Occasionally it can be nice to avoid using (or even seeing) particular attributes. We’ve recently added support for this too … within the Account page. Just enter a comma separated list of values, and when third party data is being appended, any fields with names including this text will be skipped.

If you have any questions or suggestions, please let us know.

Optimize your web forms; the conversion rate vs accuracy trade off

September 8, 2011

We all want to ask as few questions as possible on our web forms. However each question adds incremental value. How do we think through the trade-off of additional questions (leading to accuracy) vs simplicity?

First, let’s illustrate the tradeoff here.

We’re trying to find the optimal number of questions, where conversion is maximized, subject to some minimum level of information content.

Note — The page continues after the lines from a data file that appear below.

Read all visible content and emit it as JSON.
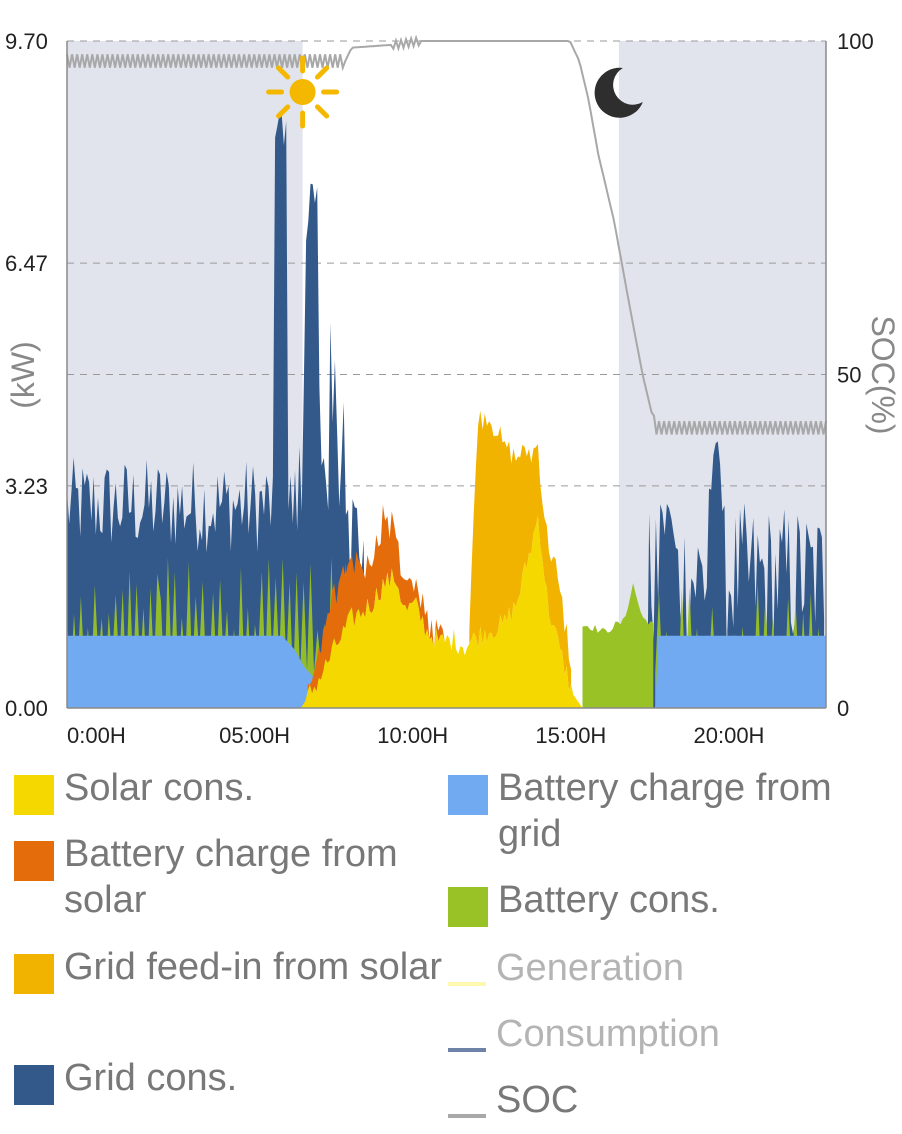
{
  "chart_data": {
    "type": "area",
    "x_unit": "hour",
    "x_range": [
      0,
      24
    ],
    "y_left": {
      "label": "(kW)",
      "ticks": [
        "0.00",
        "3.23",
        "6.47",
        "9.70"
      ],
      "range": [
        0,
        9.7
      ]
    },
    "y_right": {
      "label": "SOC(%)",
      "ticks": [
        "0",
        "50",
        "100"
      ],
      "range": [
        0,
        100
      ]
    },
    "x_ticks": [
      {
        "x": 0,
        "label": "0:00H"
      },
      {
        "x": 5,
        "label": "05:00H"
      },
      {
        "x": 10,
        "label": "10:00H"
      },
      {
        "x": 15,
        "label": "15:00H"
      },
      {
        "x": 20,
        "label": "20:00H"
      }
    ],
    "night_periods": [
      [
        0,
        7.45
      ],
      [
        17.45,
        24
      ]
    ],
    "icons": {
      "sun_at_hour": 7.45,
      "moon_at_hour": 17.45
    },
    "series": [
      {
        "name": "Battery charge from grid",
        "color": "#71aaf0",
        "layer": "bottom",
        "x": [
          0,
          6.8,
          7.2,
          7.5,
          8.0,
          8.5,
          8.9,
          9.2,
          18.6,
          18.65,
          24
        ],
        "y": [
          1.05,
          1.05,
          0.85,
          0.6,
          0.35,
          0.15,
          0.02,
          0,
          0,
          1.05,
          1.05
        ]
      },
      {
        "name": "Battery cons.",
        "color": "#99c226",
        "layer": "bottom",
        "x": [
          16.3,
          16.5,
          17.0,
          17.3,
          17.6,
          17.9,
          18.2,
          18.5,
          18.6
        ],
        "y": [
          1.2,
          1.2,
          1.1,
          1.2,
          1.25,
          1.8,
          1.3,
          1.25,
          1.1
        ]
      },
      {
        "name": "Solar cons.",
        "color": "#f5d800",
        "layer": "bottom",
        "x": [
          7.4,
          8.0,
          8.5,
          9.0,
          9.6,
          10.0,
          10.4,
          10.7,
          11.0,
          11.4,
          11.8,
          12.2,
          12.6,
          13.0,
          13.4,
          13.8,
          14.2,
          14.6,
          14.9,
          15.2,
          15.6,
          16.0,
          16.3
        ],
        "y": [
          0,
          0.45,
          0.9,
          1.3,
          1.5,
          1.8,
          1.9,
          1.4,
          1.5,
          1.1,
          0.95,
          1.0,
          0.9,
          1.05,
          1.15,
          1.2,
          1.5,
          2.2,
          2.8,
          1.5,
          0.8,
          0.2,
          0
        ]
      },
      {
        "name": "Battery charge from solar",
        "color": "#e46c0a",
        "layer": "stack",
        "x": [
          7.6,
          8.0,
          8.5,
          9.0,
          9.5,
          10.0,
          10.4,
          10.8,
          11.2,
          11.6,
          12.0
        ],
        "y": [
          0,
          0.45,
          0.75,
          0.85,
          0.6,
          0.95,
          0.7,
          0.25,
          0.2,
          0.1,
          0
        ]
      },
      {
        "name": "Grid feed-in from solar",
        "color": "#f2b300",
        "layer": "stack",
        "x": [
          12.7,
          13.0,
          13.4,
          13.8,
          14.2,
          14.6,
          15.0,
          15.4,
          15.8,
          16.0
        ],
        "y": [
          0,
          3.2,
          3.05,
          2.6,
          2.15,
          1.5,
          0.85,
          1.0,
          0.6,
          0
        ]
      },
      {
        "name": "Grid cons.",
        "color": "#33598a",
        "layer": "top",
        "peaks": [
          {
            "x": 6.75,
            "y": 8.8
          },
          {
            "x": 7.75,
            "y": 7.7
          },
          {
            "x": 19.0,
            "y": 3.1
          },
          {
            "x": 20.5,
            "y": 3.9
          }
        ],
        "typical_night_range": [
          2.0,
          3.4
        ]
      },
      {
        "name": "Generation",
        "color": "#fff8b0",
        "layer": "line"
      },
      {
        "name": "Consumption",
        "color": "#6f82a8",
        "layer": "line"
      },
      {
        "name": "SOC",
        "color": "#a8a8a8",
        "layer": "line",
        "axis": "right",
        "x": [
          0,
          8.8,
          9.0,
          10.5,
          11.2,
          15.9,
          16.2,
          16.5,
          16.8,
          17.3,
          17.8,
          18.2,
          18.6,
          24
        ],
        "y": [
          97,
          97,
          99,
          99.5,
          100,
          100,
          97,
          91,
          83,
          73,
          60,
          50,
          42,
          42
        ]
      }
    ]
  },
  "legend": {
    "solar_cons": "Solar cons.",
    "battery_charge_solar": "Battery charge from solar",
    "grid_feed_in_solar": "Grid feed-in from solar",
    "grid_cons": "Grid cons.",
    "battery_charge_grid": "Battery charge from grid",
    "battery_cons": "Battery cons.",
    "generation": "Generation",
    "consumption": "Consumption",
    "soc": "SOC"
  },
  "colors": {
    "solar_cons": "#f5d800",
    "battery_charge_solar": "#e46c0a",
    "grid_feed_in_solar": "#f2b300",
    "grid_cons": "#33598a",
    "battery_charge_grid": "#71aaf0",
    "battery_cons": "#99c226",
    "generation": "#fff8b0",
    "consumption": "#6f82a8",
    "soc": "#a8a8a8",
    "night_band": "#e2e4ed",
    "sun": "#f5b800",
    "moon": "#2e2e2e"
  },
  "icons": {
    "sun": "sun-icon",
    "moon": "moon-icon"
  }
}
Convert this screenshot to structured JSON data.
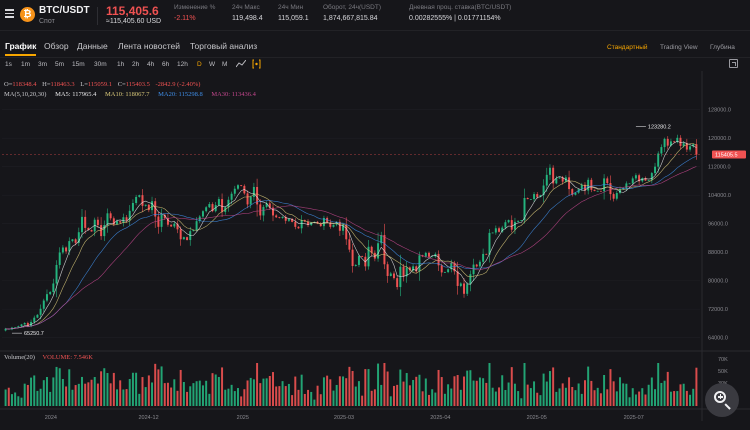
{
  "header": {
    "pair": "BTC/USDT",
    "market": "Спот",
    "coin_letter": "₿",
    "price": "115,405.6",
    "price_usd": "≈115,405.60 USD",
    "stats": [
      {
        "label": "Изменение %",
        "value": "-2.11%",
        "negative": true
      },
      {
        "label": "24ч Макс",
        "value": "119,498.4",
        "negative": false
      },
      {
        "label": "24ч Мин",
        "value": "115,059.1",
        "negative": false
      },
      {
        "label": "Оборот, 24ч(USDT)",
        "value": "1,874,667,815.84",
        "negative": false
      },
      {
        "label": "Дневная проц. ставка(BTC/USDT)",
        "value": "0.00282555% | 0.01771154%",
        "negative": false
      }
    ]
  },
  "tabs": [
    "График",
    "Обзор",
    "Данные",
    "Лента новостей",
    "Торговый анализ"
  ],
  "views": [
    "Стандартный",
    "Trading View",
    "Глубина"
  ],
  "timeframes": [
    "1s",
    "1m",
    "3m",
    "5m",
    "15m",
    "30m",
    "1h",
    "2h",
    "4h",
    "6h",
    "12h",
    "D",
    "W",
    "M"
  ],
  "active_timeframe": "D",
  "ohlc": {
    "o_label": "O=",
    "o": "118348.4",
    "h_label": "H=",
    "h": "118463.3",
    "l_label": "L=",
    "l": "115059.1",
    "c_label": "C=",
    "c": "115403.5",
    "change": "-2842.9 (-2.40%)"
  },
  "ma": {
    "label": "MA(5,10,20,30)",
    "ma5": "MA5: 117965.4",
    "ma10": "MA10: 118067.7",
    "ma20": "MA20: 115298.8",
    "ma30": "MA30: 113436.4"
  },
  "volume": {
    "label": "Volume(20)",
    "value": "VOLUME: 7.546K"
  },
  "colors": {
    "up": "#24b47e",
    "down": "#f05252",
    "accent": "#f7a600",
    "ma5": "#e8e8ea",
    "ma10": "#d9c97a",
    "ma20": "#3f8ee8",
    "ma30": "#c2478c"
  },
  "icons": {
    "menu": "menu-icon",
    "coin": "bitcoin-icon",
    "indicator": "indicator-icon",
    "expand": "expand-icon",
    "zoom": "zoom-in-icon"
  },
  "chart_data": {
    "type": "candlestick",
    "y_ticks": [
      "128000.0",
      "120000.0",
      "112000.0",
      "104000.0",
      "96000.0",
      "88000.0",
      "80000.0",
      "72000.0",
      "64000.0"
    ],
    "ylim": [
      60800,
      131000
    ],
    "x_ticks": [
      "2024",
      "2024-12",
      "2025",
      "2025-03",
      "2025-04",
      "2025-05",
      "2025-07"
    ],
    "volume_ticks": [
      "70K",
      "50K",
      "30K",
      "10K"
    ],
    "current_price_label": "115405.5",
    "current_price": 115405.5,
    "max_label": "123280.2",
    "max_value": 123280.2,
    "min_label": "65250.7",
    "min_value": 65250.7,
    "closes": [
      66500,
      66300,
      66800,
      66900,
      67200,
      67700,
      68100,
      67200,
      68400,
      69600,
      70400,
      72100,
      74400,
      76200,
      76800,
      79200,
      84400,
      87900,
      89300,
      88200,
      91100,
      91600,
      90600,
      93600,
      97900,
      94800,
      94200,
      93800,
      97100,
      95600,
      92500,
      95600,
      98900,
      97500,
      95800,
      96700,
      96300,
      97800,
      96900,
      99600,
      101800,
      103500,
      104000,
      101000,
      101300,
      99800,
      102300,
      98000,
      95100,
      98500,
      97600,
      95700,
      95200,
      96000,
      94400,
      91600,
      92200,
      91400,
      93900,
      94200,
      96700,
      98000,
      99500,
      100600,
      101500,
      99500,
      101200,
      102900,
      99300,
      100600,
      102700,
      104400,
      105800,
      106800,
      106600,
      104500,
      101400,
      103500,
      106300,
      101400,
      98300,
      100700,
      101700,
      100500,
      98300,
      97800,
      97600,
      97900,
      96800,
      97300,
      96500,
      95100,
      94700,
      97000,
      96600,
      95600,
      96300,
      96500,
      96000,
      95300,
      97600,
      96300,
      95100,
      95700,
      96500,
      94000,
      95700,
      91600,
      88700,
      84100,
      84400,
      86900,
      86700,
      84000,
      89500,
      87800,
      86200,
      90500,
      92800,
      84600,
      81300,
      82000,
      80700,
      78200,
      83900,
      81200,
      83700,
      82900,
      84000,
      82600,
      87100,
      86800,
      87800,
      86700,
      86800,
      87500,
      84300,
      82300,
      82400,
      83200,
      85000,
      82600,
      78500,
      79200,
      76300,
      79000,
      81800,
      84500,
      84000,
      85300,
      87500,
      87300,
      93400,
      93500,
      94700,
      93700,
      94900,
      96400,
      97000,
      94300,
      96500,
      96800,
      97000,
      103200,
      102900,
      102900,
      104300,
      103500,
      104000,
      106700,
      109700,
      111700,
      107300,
      108700,
      109000,
      107800,
      109000,
      105700,
      104100,
      104700,
      105700,
      106900,
      105300,
      108300,
      105500,
      105200,
      105200,
      105100,
      108700,
      107400,
      104300,
      103000,
      104600,
      105700,
      106000,
      107300,
      107300,
      108700,
      109600,
      107900,
      108800,
      108100,
      108200,
      110200,
      112000,
      115700,
      117500,
      119800,
      117900,
      119100,
      118900,
      120100,
      117800,
      118600,
      116800,
      117700,
      118300,
      115400
    ]
  }
}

The first, perhaps obvious, observation here, is that third party data is always a good idea. You get extra information content, for example to customize offers and look and feel, without impacting on the consumer experience.

Next, we need some way to test the information content of various subsets of the questions. Demyst.Data offers a way to do this – but the concept is pretty simple.

1. Upload your exhaustive questions, and a target variable

2. Fit some scorecard or segmentation that you’re happy with

Here’s ours. This can be thought of as the ‘taj mahal’ workflow (i.e. all questions are included).

3. Delete columns, rinse and repeat

The next step is to delete each column, and refit the entire scorecard, and plot side by side. Again, here’s one we prepared earlier.

The orange line, the baseline, is flat (clearly if you don’t ask any questions then predictive lift isn’t possible). The red line is what it looks like if no “Demyst” data is appended. All this means is we’ve temporary turned off the third party data and refit. The “without demyst” line is almost as steep as the full ‘taj mahal’ line. In a real dataset, this might mean you wouldn’t bother buying third party data (not something we’d advocate – actually what’s happening here is the emails are always joe, or john, so it’s not surprising that it’s not adding much value).

4. Keep going

There’s a near limitless number of permutations of this exercise.

No we can see that credit and email as standalone don’t add much value. Age is really the winner here, suggesting a radically simpler quoting process.

We don’t have the full picture yet, since we don’t know if that reduction in lift is compensated by a corresponding lift in conversion thanks to a simpler workflow. That’s a topic for another post.